Anne Blythe: Reflections

Photo by Emily Ashkin
Photo by Emily Ashkin

My goals for the flights home were simple: to not fall asleep and to enjoy the last hours with Maggie, Alec, and Emily. I was successful on both counts – but neither took much effort. Sleeping while traveling is a skill that eludes me; I wasn’t one of those babies that a parent¬† could drive around the countryside hoping for a nap, and 16 years later my body still refuses to deluded by the din of a motor, the subtle vibrations of my seatback, or a weary mind. I am not complaining – my time being awake gave me more time to relive fresh memories with my friends.

To have written reflections last night would have been to reflect like a zombie. After we arrived at RDU, I had a three-hour ride home. I was exhausted, but not enough to even relax for a moment as my aunt did her best to dodge the herds of deer on both sides of the road. Between the chatter about driving through an endless zoo with no fences, I was able to share some of the week’s details – but it was more like a stream of (semi)consciousness exercise than a trip review.

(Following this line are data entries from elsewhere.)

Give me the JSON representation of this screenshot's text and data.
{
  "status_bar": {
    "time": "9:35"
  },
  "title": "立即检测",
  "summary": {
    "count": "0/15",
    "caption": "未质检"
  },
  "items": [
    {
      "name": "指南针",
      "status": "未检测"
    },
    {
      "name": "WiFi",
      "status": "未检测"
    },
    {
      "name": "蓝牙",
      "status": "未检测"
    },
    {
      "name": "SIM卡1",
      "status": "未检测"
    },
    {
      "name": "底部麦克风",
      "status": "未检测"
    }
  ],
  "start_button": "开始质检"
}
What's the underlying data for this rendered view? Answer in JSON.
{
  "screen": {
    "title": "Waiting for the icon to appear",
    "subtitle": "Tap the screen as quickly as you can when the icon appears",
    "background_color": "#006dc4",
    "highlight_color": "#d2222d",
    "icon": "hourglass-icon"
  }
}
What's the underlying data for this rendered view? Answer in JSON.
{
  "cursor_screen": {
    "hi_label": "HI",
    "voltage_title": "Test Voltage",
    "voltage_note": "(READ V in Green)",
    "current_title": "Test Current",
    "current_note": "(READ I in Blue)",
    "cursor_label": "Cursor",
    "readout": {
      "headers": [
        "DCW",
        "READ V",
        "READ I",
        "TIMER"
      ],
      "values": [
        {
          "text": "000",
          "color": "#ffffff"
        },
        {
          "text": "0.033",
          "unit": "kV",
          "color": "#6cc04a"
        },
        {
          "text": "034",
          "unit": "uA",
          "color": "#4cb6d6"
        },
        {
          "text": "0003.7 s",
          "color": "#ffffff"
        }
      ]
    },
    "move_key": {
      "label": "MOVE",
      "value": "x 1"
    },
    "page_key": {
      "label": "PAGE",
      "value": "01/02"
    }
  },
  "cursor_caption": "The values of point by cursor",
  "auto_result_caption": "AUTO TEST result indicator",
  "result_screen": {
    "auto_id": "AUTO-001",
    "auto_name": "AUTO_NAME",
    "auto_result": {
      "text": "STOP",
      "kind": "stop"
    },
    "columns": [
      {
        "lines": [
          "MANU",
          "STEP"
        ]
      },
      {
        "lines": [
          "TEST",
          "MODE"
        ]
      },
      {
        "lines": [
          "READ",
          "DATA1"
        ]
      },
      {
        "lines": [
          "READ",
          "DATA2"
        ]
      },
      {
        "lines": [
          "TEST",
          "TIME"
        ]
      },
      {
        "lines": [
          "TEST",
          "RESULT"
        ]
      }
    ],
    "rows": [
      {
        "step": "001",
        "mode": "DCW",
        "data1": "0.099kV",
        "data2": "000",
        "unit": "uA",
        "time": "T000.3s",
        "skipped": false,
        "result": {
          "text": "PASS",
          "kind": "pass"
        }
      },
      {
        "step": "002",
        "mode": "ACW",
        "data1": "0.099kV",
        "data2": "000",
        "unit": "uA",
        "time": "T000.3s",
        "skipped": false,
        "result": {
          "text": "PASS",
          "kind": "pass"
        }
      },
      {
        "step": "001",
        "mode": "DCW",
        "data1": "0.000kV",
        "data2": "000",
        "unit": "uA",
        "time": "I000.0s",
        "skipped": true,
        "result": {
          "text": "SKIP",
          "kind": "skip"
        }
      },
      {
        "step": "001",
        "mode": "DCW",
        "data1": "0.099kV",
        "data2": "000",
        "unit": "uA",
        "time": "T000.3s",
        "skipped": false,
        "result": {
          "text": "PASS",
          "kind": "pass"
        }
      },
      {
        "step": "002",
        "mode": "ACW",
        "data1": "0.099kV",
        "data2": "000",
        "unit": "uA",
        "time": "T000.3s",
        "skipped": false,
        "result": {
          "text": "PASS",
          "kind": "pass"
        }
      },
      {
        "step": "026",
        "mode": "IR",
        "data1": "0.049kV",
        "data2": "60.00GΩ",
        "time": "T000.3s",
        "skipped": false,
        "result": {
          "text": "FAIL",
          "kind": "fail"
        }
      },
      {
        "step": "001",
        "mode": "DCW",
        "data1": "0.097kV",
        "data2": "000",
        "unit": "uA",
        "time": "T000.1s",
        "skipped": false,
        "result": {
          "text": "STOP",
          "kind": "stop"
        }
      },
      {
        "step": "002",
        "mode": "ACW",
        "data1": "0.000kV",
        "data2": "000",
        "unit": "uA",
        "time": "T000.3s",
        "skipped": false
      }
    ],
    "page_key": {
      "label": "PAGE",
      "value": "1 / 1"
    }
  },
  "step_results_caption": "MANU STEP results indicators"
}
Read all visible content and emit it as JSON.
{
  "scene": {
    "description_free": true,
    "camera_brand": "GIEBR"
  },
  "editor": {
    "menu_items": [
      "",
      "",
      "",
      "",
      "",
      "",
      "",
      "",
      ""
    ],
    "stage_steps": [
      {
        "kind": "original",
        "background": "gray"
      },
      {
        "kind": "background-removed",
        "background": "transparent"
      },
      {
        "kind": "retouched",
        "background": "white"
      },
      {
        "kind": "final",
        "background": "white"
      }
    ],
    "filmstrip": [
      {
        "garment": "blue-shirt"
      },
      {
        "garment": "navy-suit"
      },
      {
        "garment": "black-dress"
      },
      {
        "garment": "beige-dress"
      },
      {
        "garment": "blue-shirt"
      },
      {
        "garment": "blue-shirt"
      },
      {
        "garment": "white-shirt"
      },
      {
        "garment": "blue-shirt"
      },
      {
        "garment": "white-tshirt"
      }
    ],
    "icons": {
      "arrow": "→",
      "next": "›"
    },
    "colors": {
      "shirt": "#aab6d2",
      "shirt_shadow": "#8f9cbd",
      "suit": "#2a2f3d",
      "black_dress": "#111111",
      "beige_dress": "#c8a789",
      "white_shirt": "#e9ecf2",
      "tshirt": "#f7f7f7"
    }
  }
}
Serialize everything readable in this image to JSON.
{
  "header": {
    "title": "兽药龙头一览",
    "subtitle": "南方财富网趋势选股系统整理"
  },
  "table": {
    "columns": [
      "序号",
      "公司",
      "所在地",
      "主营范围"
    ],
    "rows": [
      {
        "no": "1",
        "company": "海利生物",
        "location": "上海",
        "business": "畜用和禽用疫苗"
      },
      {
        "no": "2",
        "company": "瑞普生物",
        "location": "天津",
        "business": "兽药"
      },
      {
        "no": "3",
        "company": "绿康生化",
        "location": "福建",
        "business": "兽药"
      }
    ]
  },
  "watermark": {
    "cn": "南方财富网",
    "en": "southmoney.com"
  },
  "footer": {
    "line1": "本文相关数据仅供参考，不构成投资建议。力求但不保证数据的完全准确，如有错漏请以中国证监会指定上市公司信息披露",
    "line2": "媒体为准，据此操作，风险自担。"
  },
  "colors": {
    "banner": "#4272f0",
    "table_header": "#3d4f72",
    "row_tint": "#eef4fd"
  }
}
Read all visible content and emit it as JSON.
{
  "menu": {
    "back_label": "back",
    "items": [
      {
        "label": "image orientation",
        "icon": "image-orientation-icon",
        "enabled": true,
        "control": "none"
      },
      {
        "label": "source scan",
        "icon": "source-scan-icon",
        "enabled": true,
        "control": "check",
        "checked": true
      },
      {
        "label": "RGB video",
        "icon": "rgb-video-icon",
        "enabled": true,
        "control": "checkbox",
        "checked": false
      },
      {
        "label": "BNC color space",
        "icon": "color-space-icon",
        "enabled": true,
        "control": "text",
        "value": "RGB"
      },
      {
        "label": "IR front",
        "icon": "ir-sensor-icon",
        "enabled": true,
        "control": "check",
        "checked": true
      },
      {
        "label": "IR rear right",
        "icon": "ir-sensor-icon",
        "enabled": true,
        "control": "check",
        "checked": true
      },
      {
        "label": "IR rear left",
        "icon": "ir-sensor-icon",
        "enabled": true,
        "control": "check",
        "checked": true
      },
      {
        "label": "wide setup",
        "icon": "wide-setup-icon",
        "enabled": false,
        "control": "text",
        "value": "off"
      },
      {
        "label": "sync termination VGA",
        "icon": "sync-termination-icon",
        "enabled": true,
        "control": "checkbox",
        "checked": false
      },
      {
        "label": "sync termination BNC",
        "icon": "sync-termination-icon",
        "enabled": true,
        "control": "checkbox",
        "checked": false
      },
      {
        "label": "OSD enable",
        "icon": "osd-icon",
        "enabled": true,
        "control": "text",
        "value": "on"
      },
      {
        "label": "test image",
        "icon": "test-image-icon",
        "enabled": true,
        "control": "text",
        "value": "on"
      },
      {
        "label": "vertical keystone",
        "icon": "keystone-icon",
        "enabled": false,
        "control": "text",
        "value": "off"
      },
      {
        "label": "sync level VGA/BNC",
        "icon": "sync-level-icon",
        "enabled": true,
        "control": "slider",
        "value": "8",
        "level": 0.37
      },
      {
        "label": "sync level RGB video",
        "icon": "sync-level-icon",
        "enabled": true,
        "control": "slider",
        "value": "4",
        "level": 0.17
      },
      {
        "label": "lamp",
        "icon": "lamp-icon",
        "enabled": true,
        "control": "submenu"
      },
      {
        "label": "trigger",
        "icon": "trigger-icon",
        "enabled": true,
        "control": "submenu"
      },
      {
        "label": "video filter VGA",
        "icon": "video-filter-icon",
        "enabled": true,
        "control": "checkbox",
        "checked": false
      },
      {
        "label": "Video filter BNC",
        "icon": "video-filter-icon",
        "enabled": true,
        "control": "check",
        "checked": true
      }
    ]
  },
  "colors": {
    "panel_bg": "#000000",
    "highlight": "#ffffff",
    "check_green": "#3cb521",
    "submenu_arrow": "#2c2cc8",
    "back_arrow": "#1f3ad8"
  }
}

Today, with some sleep on my side, a good run, and a nice dose of sunshine, I am thinking clearly and surprisingly feel like I belong in the eastern time zone. No interrogations were necessary this morning – without prompting I talked about the flight over, how my friendships developed, how much the students from the other countries had in common with the U.S. delegation. I talked about the translators, the translations, the challenging moments and the satisfying ones, the tears in the eyes of our host as she said good-bye to us at our table. I marveled aloud about the student researchers and their work, and at the joy the Chinese public seemed to feel as they toured the poster hall. I had time to consider all of the expense and logistics that went into the US delegation’s participation in the BYSCC and felt a mix of gratitude and awe.

The opportunity to attend the BYSCC, to meet such wonderful friends, to travel with supportive leaders, and to see science and math projects from around the world, has truly been a gift to me. Dr. Nolan was right – this trip changes lives. For the better.